- Sire: Vaguely Noble
- Grandsire: Vienna
- Dam: Klepto
- Damsire: No Robbery
- Sex: Mare
- Foaled: 1980
- Country: United States
- Colour: Bay
- Breeder: Nelson Bunker Hunt
- Owner: 1) Bruce McNall (France) 2) Allen E. Paulson (USA)
- Trainer: 1) Maurice Zilber (France) 2) Charlie Whittingham (USA)
- Record: 30: 12-5-5
- Earnings: US$1,937,142

Major wins
- Prix de Tourelles (1983) La Coupe de Maisons-Laffitte (1984) Prix de la Pepiniere (1984) Las Palmas Handicap (1985) Santa Ana Handicap (1985) Yellow Ribbon Stakes (1985) Gamely Handicap (1985) Arlington Million (1986) Beverly Hills Handicap (1986) Oak Tree Invitational Stakes (1986)

Awards
- American Champion Female Turf Horse (1986)

= Estrapade (horse) =

American-bred Thoroughbred racehorse

Estrapade (1980–2005) was an American-bred Champion Thoroughbred racehorse. Bred in Kentucky by Nelson Bunker Hunt, she raced at age three and four in France for Bruce McNall where her most important win came in the 1984 La Coupe de Maisons-Laffitte. Shipped to the United States in October 1984 she raced once that year at Santa Anita Park, finishing third in the Yellow Ribbon Stakes, a Grade I race she would win the next year.
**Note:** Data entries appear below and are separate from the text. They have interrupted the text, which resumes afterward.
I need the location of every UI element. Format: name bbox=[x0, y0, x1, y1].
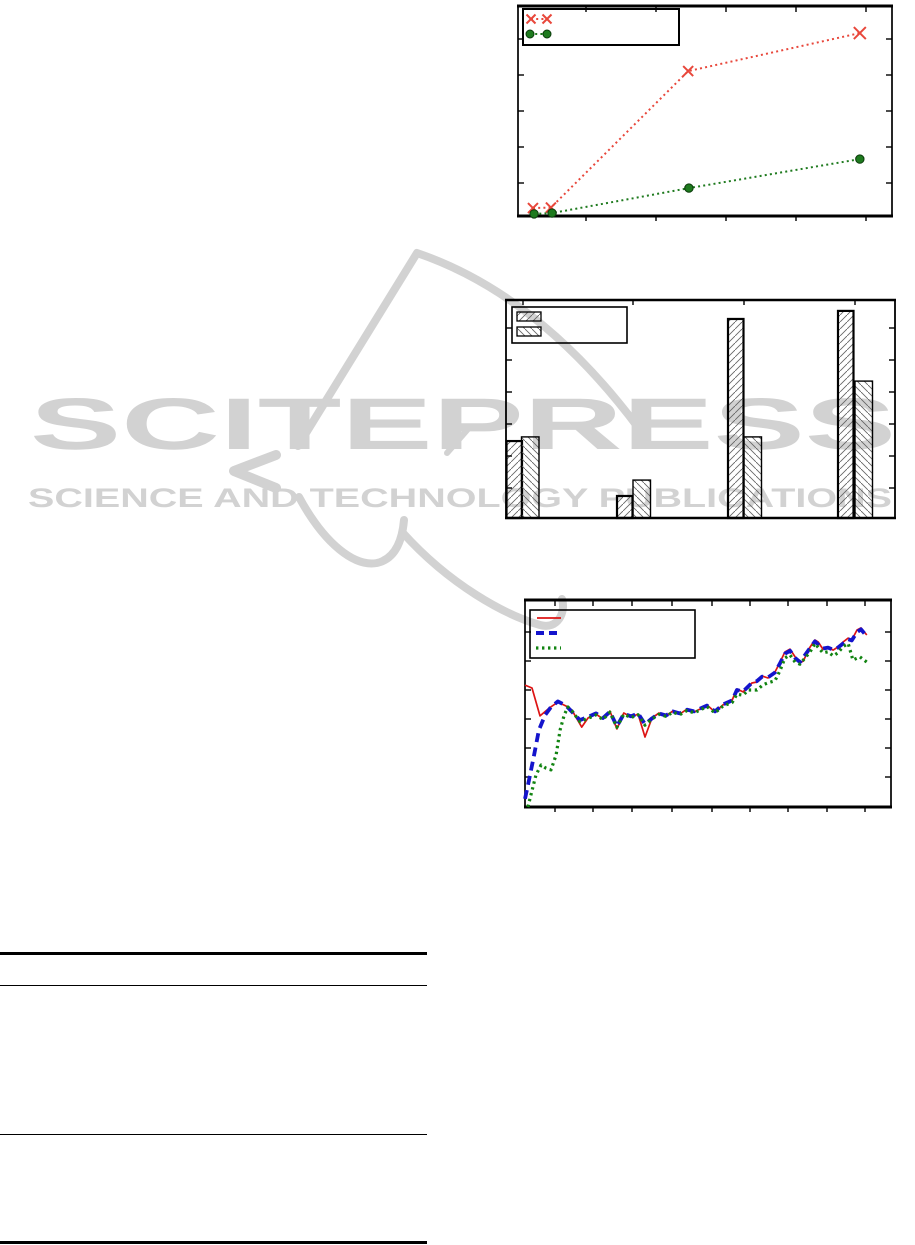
legend-swatch-forward bbox=[516, 311, 542, 322]
x-marker bbox=[527, 202, 539, 214]
circle-marker bbox=[529, 209, 539, 219]
bar-series1 bbox=[505, 439, 524, 520]
series-green-dotted bbox=[534, 158, 860, 215]
bar-series1 bbox=[615, 494, 634, 520]
table-rule-thick bbox=[0, 952, 427, 955]
circle-marker bbox=[855, 154, 865, 164]
watermark-ribbon-curl-path bbox=[295, 493, 408, 568]
table-rule-thick bbox=[0, 1241, 427, 1244]
series-red-dotted bbox=[532, 32, 861, 209]
figure-line-chart-bottom bbox=[523, 598, 892, 812]
bar-series2 bbox=[743, 436, 763, 519]
circle-marker bbox=[684, 183, 694, 193]
table-rule-thin bbox=[0, 985, 427, 987]
x-marker bbox=[545, 201, 557, 214]
watermark-ribbon-tail-path bbox=[399, 529, 567, 630]
circle-marker bbox=[547, 208, 557, 218]
figure-bar-chart-middle bbox=[505, 298, 896, 520]
legend-box bbox=[511, 306, 628, 344]
watermark-slash-path bbox=[444, 426, 471, 456]
bar-series2 bbox=[854, 380, 874, 519]
legend-swatch-back bbox=[516, 326, 542, 337]
figure-line-chart-top bbox=[517, 4, 893, 221]
bar-series1 bbox=[726, 317, 745, 520]
bar-series2 bbox=[632, 479, 652, 519]
x-marker bbox=[525, 13, 537, 25]
legend-box bbox=[529, 609, 696, 659]
watermark-chevron-path bbox=[229, 450, 281, 493]
legend-circle-marker bbox=[542, 29, 552, 39]
legend-circle-marker bbox=[525, 29, 535, 39]
legend-box bbox=[522, 8, 680, 46]
x-marker bbox=[541, 13, 553, 25]
x-marker bbox=[853, 26, 867, 40]
table-rule-thin bbox=[0, 1134, 427, 1136]
series-blue-dashed bbox=[523, 627, 869, 800]
x-marker bbox=[682, 65, 694, 77]
series-green-dotted bbox=[526, 641, 868, 808]
bar-series1 bbox=[836, 309, 855, 520]
bar-series2 bbox=[520, 436, 540, 519]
Allen Paulson purchased Estrapade for $4.5-million at the November 1985 Keeneland breeding stock sale. She won three of her ten starts for her new owner, capturing the Beverly Hills Handicap and beating colts in both the Oak Tree Invitational Stakes and Arlington Million. As of 2008, Estrapade remains the only female to have ever won the Arlington Million. In her next to last career start, she ran third to winner Manila in the 1986 Breeders' Cup Turf. She was voted the 1986 Eclipse Award as American Champion Female Turf Horse.

Retired to broodmare duty, Estrapade produced two winners from six starters, including stakes race winner, Rice.
Estrapade developed Cushing's syndrome and was pensioned from the Hill 'n' Dale Farms breeding operation in Lexington, Kentucky. She was scheduled to be sent to Old Friends Equine in Georgetown, Kentucky, but on February 25, 2005, died of a heart attack. She is buried at the Old Friends Cemetery on Alfred Nuckols, Jr.'s Hurstland Farm with a plaque that outlines her accomplishments.

In 2006, Estrapade was nominated for induction in the National Museum of Racing and Hall of Fame.